Comparing Classification Models

Comparing Classification Models

So right now our model is just a line that classifies points on its right as risks and points on its left as not. But our model doesn’t have to be this way. Another model we might use is the nearest-neighbors model: given a point, find the training point that is closest to it and use that neighbor’s classification as its own. With this we make the big assumption that similar points (in terms of the features we’re using, income and balance) will be close together.

Which one should we use? Let’s compare the behavior of the nearest-neighbor classifier (left) to that of a linear classifier (right).

New Pred.

The obvious advantage of the NN-classifier is that it always predicts training data correctly: in other words, 100% training accuracy. Another way to think about this: if our test point was the same exact point as one of our training points, it would always be classified correctly. This is a good thing, right? If 100% is good for human learning in school, it’s gotta be also good for machine learning, right?

Right?

Overfitting and Underfitting

NO. In real life, nobody gives a shit if our program can correctly classify points we already know the answers to. The best models all have good test accuracy: they predict new and unseen data’s classes well before the fact.

Note the decision boundary for the NN-classifier is all fucked up- and probably won’t do the greatest job at predicting new data because of it. There’s a special machine learning term for this: overfitting. Whenever you see these weird scribbly decision boundaries, it’s usually a good sign you might be overfitting to your data. At the same time, if your classifier isn’t complex enough (or uses badly chosen features) to make nuanced predictions (think of a model that only uses height to predict someone’s credit risk), we call this underfitting.

The goal, of course, is to find the perfect balance between overfitting and underfitting: our model must be complex enough to estimate the true relationship between data points, but it can’t be TOO closely fit on our training data, or it won’t generalize to testing data well at all.

Look at the linear classifier’s accuracy (on the right). The training accuracy is actually pretty bad: there’s a lot of blue points in the left region where yellow is being predicted. Same for the yellow points in the blue region. But the decision boundary is less complex, so it might generalize to unseen data better.

Which one to use? No right answer - it depends the context and other factors. We have to just analyze the cases where each classifier works best and try to match it with the prediction problem we have at hand. But now we know what makes a good classifier- and that’s gonna be very helpful towards choosing one.

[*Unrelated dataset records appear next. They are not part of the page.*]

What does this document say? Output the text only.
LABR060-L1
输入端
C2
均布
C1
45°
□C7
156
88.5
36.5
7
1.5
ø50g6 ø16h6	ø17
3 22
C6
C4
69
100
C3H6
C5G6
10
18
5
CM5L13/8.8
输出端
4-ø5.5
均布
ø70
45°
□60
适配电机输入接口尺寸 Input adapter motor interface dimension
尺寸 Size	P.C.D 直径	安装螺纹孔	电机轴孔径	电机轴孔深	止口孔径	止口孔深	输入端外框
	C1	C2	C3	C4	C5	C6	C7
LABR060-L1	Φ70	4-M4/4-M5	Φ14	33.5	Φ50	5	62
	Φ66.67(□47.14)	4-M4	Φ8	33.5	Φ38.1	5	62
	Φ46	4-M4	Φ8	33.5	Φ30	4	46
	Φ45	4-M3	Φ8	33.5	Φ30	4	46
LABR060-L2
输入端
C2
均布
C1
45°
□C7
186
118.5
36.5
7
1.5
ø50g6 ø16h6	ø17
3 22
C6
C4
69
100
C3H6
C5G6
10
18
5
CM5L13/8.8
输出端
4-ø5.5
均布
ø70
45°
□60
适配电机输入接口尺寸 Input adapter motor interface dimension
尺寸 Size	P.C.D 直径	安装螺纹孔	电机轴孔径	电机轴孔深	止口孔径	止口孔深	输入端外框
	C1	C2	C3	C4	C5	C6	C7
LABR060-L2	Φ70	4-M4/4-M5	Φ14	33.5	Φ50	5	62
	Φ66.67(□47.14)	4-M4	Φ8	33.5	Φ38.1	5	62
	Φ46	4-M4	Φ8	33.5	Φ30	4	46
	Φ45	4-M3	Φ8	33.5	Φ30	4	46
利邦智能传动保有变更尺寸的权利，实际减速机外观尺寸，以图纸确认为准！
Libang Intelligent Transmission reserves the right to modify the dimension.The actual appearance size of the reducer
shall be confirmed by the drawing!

What if we adjust the NN algorithm so that instead of a single nearest neighbor, we pick the 15 nearest neighbors and classify our test point based on the majority class of those 15 neighbors? Well then we get this much less janky decision boundary:

New Pred.

So even though we misclassify a lot more training points, like with the linear decision boundary, we can expect this model to generalize (predict unseen data) much better. In effect, we reduce overfitting because we’re now considering a lot of points around us rather than just one.